Efficient and Direct Duplex Modeling for Speech-to-Speech Language Model
Problem Statement
Current speech language models are largely constrained to turn-based exchanges, making them unable to handle real-world conversational dynamics like user interruptions (barge-in) or overlapping speech. Existing duplex models require expensive speech pretraining and operate at high bitrates, limiting accessibility and scalability. This work addresses these bottlenecks by enabling duplex S2S modeling directly from any pretrained LLM without speech-specific pretraining.
Key Novelty
- First duplex S2S model that skips speech pretraining entirely by leveraging a pretrained streaming encoder for user input, enabling direct fine-tuning from any LLM
- Channel fusion architecture that directly and simultaneously models both user and agent audio streams, supporting real-time barge-in and continuous interaction
- Separate architectures for agent and user modeling enabling codec fine-tuning for improved agent voice quality and halving the bitrate to 0.6 kbps compared to prior work
Evaluation Highlights
- Outperforms previous duplex models on reasoning, turn-taking, and barge-in benchmarks in head-to-head comparisons at Interspeech 2025
- Achieves 0.6 kbps agent codec bitrate—roughly half of prior duplex S2S systems—while maintaining or improving quality
Breakthrough Assessment
Methodology
- Step 1 — User Input Encoding: A pretrained streaming (causal) speech encoder continuously processes user audio in real time, producing continuous representations without requiring speech-specific LLM pretraining.
- Step 2 — Channel Fusion & Duplex Modeling: User encoder outputs and agent codec token streams are fused via a channel fusion mechanism, allowing the LLM backbone to jointly model both simultaneous streams and make turn-taking or barge-in decisions.

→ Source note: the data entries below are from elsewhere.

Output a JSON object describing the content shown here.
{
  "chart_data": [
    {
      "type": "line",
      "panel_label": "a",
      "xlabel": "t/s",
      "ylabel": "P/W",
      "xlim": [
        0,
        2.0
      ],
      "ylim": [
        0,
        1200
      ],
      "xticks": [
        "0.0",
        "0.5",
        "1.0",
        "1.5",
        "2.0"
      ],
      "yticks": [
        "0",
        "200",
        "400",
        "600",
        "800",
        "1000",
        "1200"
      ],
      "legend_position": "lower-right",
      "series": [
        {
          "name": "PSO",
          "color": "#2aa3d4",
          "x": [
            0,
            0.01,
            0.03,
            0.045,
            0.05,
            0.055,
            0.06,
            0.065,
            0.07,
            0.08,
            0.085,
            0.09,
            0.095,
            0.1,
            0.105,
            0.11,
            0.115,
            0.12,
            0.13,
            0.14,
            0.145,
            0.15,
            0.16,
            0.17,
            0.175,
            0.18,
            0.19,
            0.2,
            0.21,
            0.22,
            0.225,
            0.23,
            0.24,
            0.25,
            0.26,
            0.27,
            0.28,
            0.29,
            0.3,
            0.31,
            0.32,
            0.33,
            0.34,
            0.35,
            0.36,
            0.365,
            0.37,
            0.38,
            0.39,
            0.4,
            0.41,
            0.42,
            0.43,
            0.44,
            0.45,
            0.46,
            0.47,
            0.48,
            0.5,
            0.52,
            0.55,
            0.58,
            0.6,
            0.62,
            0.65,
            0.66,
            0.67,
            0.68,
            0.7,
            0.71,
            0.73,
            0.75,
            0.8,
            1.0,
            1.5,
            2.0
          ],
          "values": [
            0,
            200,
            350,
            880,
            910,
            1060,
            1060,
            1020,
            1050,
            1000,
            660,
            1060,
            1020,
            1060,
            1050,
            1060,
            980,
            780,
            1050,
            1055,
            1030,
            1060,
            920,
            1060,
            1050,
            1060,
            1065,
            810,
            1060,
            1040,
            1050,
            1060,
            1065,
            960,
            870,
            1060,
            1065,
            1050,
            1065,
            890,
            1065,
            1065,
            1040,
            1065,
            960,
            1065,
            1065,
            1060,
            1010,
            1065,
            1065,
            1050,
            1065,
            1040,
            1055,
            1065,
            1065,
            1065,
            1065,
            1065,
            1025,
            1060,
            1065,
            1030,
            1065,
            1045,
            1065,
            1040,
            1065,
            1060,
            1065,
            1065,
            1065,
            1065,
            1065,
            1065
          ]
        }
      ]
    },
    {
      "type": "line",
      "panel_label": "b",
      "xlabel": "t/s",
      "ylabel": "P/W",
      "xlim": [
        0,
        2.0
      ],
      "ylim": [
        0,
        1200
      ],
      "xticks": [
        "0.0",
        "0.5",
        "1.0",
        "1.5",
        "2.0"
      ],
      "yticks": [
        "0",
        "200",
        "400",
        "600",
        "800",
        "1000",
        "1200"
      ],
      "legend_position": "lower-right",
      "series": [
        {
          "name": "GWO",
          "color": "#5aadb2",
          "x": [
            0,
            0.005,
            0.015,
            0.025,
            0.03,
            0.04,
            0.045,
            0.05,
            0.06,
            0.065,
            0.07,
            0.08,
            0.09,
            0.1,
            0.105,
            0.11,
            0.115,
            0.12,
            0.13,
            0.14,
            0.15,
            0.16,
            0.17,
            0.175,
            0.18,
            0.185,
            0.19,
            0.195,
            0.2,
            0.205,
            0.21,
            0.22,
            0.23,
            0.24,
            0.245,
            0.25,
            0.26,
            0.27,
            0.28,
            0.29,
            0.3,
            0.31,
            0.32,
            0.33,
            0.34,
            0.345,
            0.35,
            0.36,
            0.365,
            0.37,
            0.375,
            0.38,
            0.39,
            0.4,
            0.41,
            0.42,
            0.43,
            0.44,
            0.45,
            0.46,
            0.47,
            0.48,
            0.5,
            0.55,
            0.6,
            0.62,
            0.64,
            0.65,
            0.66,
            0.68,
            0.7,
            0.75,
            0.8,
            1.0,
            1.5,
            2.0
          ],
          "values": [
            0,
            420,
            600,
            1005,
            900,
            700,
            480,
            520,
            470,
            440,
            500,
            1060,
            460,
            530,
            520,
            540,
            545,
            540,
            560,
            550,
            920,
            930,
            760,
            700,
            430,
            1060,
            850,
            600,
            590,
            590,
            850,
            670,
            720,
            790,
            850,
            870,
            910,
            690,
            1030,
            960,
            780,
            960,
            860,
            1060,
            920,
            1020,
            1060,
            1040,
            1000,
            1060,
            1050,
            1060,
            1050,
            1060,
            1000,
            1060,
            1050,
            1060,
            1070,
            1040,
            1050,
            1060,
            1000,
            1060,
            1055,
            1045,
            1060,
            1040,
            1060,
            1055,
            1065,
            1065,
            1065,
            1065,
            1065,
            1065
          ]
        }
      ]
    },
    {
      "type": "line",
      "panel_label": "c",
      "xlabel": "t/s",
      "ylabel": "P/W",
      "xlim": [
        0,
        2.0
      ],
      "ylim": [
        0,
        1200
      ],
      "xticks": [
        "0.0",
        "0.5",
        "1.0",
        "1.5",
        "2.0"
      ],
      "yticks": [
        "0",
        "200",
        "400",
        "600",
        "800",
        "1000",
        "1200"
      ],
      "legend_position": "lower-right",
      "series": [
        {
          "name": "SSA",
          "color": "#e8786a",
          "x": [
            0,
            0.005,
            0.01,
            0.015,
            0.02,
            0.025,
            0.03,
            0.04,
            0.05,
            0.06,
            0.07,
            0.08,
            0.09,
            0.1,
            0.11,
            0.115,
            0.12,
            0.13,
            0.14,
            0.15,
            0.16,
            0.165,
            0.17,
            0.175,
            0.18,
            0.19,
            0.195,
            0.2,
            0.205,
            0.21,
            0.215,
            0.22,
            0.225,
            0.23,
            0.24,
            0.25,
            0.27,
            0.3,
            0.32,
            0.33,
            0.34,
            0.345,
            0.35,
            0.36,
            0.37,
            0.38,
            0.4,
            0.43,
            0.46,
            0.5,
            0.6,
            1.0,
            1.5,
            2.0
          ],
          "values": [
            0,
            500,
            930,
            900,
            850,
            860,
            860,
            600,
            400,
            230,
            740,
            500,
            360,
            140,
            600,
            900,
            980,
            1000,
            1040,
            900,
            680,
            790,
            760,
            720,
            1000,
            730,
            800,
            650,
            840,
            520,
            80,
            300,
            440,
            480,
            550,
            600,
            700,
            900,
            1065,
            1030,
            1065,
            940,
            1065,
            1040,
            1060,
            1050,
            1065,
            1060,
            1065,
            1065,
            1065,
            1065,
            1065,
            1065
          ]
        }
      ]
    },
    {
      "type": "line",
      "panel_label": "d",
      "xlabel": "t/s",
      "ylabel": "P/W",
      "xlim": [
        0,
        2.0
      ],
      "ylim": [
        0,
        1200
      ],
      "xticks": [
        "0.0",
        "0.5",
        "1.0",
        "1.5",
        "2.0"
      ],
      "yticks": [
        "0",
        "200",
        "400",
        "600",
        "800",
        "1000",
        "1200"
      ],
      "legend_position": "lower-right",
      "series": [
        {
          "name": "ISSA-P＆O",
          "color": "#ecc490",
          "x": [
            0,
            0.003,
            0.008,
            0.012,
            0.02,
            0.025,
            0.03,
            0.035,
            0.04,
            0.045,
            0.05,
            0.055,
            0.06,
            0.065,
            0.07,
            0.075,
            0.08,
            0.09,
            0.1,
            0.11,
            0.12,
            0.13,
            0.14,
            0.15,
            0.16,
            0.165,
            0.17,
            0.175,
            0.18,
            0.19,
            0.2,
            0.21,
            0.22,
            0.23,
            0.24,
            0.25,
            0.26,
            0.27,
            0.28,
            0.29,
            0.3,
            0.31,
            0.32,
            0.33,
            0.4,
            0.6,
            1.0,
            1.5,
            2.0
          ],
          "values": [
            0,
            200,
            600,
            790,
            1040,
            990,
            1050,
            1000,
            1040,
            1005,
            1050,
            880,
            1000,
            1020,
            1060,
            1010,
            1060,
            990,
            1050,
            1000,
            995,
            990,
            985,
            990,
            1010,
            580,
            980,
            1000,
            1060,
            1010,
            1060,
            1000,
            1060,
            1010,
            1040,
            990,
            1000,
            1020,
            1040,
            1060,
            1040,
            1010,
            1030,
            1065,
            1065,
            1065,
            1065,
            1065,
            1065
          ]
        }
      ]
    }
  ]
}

- Step 3 — Separate Agent Output Decoding: A dedicated codec decoder with fine-tuning generates agent speech tokens at a reduced 0.6 kbps bitrate, enabling high-quality agent voice synthesis decoupled from user modeling.
System Components
A causal, real-time speech encoder that processes continuous user audio input and produces representations directly usable by the LLM, bypassing the need for speech pretraining
Merges the continuous user audio stream with the agent codec output stream so the model can jointly reason about both channels simultaneously, enabling true duplex behavior
A dedicated codec-based speech synthesis module fine-tuned independently for the agent, improving voice quality and reducing bitrate to 0.6 kbps
A pretrained large language model that serves as the reasoning core, adapted for duplex S2S without requiring speech-domain pretraining
Emergent capability from the duplex architecture that allows the model to detect and respond to user interruptions in real time
Results
| Metric/Benchmark | Previous Duplex Models | This Paper | Delta |
|---|---|---|---|
| Reasoning Ability | Lower | Higher (best among duplex models) | Positive improvement |
| Turn-Taking Accuracy | Lower | Higher (best among duplex models) | Positive improvement |
| Barge-In Handling | Lower | Higher (best among duplex models) | Positive improvement |
| Agent Codec Bitrate | ~1.2 kbps | 0.6 kbps | ~50% reduction |
| Speech Pretraining Required | Yes | No | Eliminated entirely |
Key Takeaways
- ML practitioners can now build duplex conversational speech models starting from any pretrained LLM without collecting large speech pretraining datasets, dramatically reducing development cost and complexity.
- The 0.6 kbps codec bitrate and streaming encoder design make this architecture suitable for low-bandwidth, real-time deployment scenarios such as mobile or edge devices.
- The fully open-sourced training and inference codebase provides a reproducible baseline for future duplex S2S research, lowering the barrier for the broader NLP/speech community to iterate on real-time spoken dialogue systems.
Abstract
Spoken dialogue is an intuitive form of human-computer interaction, yet current speech language models often remain constrained to turn-based exchanges, lacking real-time adaptability such as user barge-in. We propose a novel duplex speech to speech (S2S) architecture featuring continuous user inputs and codec agent outputs with channel fusion that directly models simultaneous user and agent streams. Using a pretrained streaming encoder for user input enables the first duplex S2S model without requiring speech pretrain. Separate architectures for agent and user modeling facilitate codec fine-tuning for better agent voices and halve the bitrate (0.6 kbps) compared to previous works. Experimental results show that the proposed model outperforms previous duplex models in reasoning, turn-taking, and barge-in abilities. The model requires significantly less speech data, as speech pretrain is skipped, which markedly simplifies the process of building a duplex S2S model from any LLMs. Finally, it is the first openly available duplex S2S model with training and inference code to foster reproducibility.